Reputation: 6244
I have pandas series. It's size is 10240. Each value in the series is a 2d array of size 143. I am making all the 2d array of size 143 into a 1d array of size 143. After that I am converting the series into a numpy array. So I should get a 2d array of size (10240*143), right? But I am not getting that. I am getting 2d array of shape (10240, ) and of size 10240. I don't know what I am doing wrong. My code is given below.
def get_subjects(x):
print(type(x)) #2d list
print(len(x)) # 2, 143
x = to_categorical(x, num_classes=len(subjects)+1).sum(axis=0)
print(type(x)) # numpy array
print(x.size) # 143
return x
print(type(train_data["subject_id"])) # pandas series
print(train_data["subject_id"].size) # 10240
subject_train = train_data["subject_id"].apply(lambda x: get_subjects(x)).to_numpy()
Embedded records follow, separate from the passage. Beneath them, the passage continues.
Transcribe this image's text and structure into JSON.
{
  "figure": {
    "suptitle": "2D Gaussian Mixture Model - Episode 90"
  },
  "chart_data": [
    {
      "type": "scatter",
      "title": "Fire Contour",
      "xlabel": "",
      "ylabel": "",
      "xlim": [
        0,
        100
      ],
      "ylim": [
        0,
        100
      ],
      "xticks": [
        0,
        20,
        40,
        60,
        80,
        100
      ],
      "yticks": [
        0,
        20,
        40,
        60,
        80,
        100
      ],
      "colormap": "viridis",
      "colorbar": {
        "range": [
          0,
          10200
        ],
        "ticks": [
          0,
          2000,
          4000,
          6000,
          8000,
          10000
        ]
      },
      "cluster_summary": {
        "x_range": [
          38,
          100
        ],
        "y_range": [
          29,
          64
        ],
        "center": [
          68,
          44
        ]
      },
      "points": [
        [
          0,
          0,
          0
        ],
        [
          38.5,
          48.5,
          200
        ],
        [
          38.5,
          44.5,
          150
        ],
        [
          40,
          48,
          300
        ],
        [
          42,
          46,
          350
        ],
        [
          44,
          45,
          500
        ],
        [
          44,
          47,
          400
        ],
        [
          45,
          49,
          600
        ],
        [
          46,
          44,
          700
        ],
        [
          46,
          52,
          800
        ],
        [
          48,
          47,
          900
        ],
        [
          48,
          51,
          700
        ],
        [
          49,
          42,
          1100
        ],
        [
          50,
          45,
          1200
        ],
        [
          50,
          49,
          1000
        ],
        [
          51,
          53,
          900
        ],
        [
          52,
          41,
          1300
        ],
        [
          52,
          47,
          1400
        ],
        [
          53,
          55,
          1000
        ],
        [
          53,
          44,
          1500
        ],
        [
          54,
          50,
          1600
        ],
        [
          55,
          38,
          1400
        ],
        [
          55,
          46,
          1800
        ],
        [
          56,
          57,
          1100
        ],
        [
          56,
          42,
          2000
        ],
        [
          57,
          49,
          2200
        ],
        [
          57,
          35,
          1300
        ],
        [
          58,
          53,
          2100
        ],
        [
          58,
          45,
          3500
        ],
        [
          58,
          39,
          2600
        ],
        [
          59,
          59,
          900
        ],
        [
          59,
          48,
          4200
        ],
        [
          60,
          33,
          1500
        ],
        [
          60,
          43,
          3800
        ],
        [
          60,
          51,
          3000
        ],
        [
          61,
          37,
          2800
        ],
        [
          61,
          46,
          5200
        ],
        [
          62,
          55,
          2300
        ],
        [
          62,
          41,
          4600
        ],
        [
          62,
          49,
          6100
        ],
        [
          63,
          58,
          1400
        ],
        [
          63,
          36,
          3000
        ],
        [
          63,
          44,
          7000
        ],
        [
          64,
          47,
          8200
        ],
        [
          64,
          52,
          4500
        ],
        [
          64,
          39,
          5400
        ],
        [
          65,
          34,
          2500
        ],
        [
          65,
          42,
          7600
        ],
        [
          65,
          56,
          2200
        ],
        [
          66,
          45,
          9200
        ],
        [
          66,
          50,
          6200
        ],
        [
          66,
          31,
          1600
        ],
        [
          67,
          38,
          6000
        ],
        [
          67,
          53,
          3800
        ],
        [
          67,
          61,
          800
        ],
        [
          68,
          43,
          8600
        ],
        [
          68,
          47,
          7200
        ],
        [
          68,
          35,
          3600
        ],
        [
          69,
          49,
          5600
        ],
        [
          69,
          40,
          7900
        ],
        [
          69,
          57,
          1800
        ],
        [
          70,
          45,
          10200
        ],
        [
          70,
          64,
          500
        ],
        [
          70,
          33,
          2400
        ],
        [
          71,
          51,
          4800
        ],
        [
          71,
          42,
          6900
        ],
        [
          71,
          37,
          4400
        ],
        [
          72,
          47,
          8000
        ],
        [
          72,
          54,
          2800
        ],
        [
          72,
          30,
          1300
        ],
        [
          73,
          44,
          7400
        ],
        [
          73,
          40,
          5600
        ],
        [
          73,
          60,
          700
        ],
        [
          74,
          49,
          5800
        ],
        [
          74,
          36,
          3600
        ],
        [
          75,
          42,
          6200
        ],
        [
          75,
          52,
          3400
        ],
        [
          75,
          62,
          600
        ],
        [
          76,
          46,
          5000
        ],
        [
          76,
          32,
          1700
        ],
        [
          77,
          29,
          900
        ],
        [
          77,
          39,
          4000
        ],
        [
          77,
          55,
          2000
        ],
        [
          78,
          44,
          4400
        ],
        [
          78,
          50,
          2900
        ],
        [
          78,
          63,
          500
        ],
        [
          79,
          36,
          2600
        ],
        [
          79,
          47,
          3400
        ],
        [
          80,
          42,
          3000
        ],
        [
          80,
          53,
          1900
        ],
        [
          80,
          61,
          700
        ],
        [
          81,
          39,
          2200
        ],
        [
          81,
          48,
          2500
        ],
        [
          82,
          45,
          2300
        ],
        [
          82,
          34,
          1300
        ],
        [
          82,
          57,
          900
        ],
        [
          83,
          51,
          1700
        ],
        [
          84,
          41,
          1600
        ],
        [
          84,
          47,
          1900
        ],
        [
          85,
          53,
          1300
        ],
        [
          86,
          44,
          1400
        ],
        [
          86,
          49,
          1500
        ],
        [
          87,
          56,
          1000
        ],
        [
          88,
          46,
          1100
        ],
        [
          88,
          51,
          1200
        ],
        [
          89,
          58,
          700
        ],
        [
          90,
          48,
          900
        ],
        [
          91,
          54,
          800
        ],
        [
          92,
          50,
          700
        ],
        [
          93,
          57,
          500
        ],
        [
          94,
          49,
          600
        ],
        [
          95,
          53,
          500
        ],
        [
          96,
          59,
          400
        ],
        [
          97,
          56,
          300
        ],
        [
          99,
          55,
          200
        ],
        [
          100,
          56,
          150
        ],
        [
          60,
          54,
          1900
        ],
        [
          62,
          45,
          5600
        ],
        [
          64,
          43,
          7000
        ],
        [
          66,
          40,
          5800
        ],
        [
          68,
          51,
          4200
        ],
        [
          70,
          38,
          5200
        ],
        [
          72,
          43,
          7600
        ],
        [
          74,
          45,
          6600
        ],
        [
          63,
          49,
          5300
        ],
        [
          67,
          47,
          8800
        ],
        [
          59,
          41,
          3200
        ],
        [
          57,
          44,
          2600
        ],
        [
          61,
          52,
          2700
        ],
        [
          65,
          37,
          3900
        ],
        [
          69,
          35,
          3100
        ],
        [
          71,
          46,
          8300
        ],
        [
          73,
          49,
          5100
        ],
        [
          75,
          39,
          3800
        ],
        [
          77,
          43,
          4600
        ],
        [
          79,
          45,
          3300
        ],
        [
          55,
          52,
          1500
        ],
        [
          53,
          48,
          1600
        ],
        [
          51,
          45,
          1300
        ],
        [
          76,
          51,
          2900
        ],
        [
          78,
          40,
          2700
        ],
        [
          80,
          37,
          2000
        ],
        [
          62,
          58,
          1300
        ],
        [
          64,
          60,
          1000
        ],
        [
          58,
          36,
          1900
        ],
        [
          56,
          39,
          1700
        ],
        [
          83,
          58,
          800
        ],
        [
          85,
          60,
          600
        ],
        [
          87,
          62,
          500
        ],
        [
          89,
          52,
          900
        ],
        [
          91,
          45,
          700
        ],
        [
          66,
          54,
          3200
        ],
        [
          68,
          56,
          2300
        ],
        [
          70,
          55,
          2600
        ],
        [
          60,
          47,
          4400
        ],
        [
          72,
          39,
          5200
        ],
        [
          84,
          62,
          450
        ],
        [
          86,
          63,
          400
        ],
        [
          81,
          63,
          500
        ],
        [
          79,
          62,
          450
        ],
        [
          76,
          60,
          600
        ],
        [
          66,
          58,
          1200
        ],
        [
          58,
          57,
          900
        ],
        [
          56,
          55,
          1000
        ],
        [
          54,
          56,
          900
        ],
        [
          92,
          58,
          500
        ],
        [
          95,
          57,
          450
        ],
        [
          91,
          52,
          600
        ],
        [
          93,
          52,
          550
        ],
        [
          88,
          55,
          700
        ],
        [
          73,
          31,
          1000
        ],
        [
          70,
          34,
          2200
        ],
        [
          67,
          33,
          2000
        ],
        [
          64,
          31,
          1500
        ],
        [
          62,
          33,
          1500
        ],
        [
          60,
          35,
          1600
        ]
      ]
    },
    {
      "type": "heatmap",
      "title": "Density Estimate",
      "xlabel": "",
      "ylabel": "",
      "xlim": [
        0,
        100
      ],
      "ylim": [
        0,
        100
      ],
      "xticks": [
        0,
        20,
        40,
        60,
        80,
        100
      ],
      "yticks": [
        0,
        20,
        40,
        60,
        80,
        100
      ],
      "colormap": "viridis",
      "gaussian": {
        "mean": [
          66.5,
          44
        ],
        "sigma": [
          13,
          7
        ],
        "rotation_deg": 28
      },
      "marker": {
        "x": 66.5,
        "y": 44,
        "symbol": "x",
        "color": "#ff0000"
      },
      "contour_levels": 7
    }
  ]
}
print(type(subject_train)) # numpy array
print(subject_train.size) # 10240
Upvotes: 0
Views: 125
Reputation: 4199
You are unable to get the expected shape because 'subject_train' is an array of arrays. To avoid it, you can split the 1d array returned by 'get_subjects' into multiple columns and then convert to numpy array like shown below.
import pandas as pd
import numpy as np
# df has 5 rows and each cell is made of 3x4 arrays
df = pd.DataFrame({'data':[np.random.randint(low =1, high =10, size=(3,4)),
np.random.randint(low =1, high =10, size=(3,4)),
np.random.randint(low =1, high =10, size=(3,4)),
np.random.randint(low =1, high =10, size=(3,4)),
np.random.randint(low =1, high =10, size=(3,4)),
]})
def get_subjects(x):
#substitute to x = to_categorical(x, num_classes=len(subjects)+1).sum(axis=0)
x = x.reshape(-1) # this one reshapes 3x4 array to 1x12
return x
# apply(pd.series) splits the each row made of 1x12 array to 12 seperate columns
df["data"].apply(lambda x: get_subjects(x)).apply(pd.Series).to_numpy().shape
results in
5,12
Upvotes: 1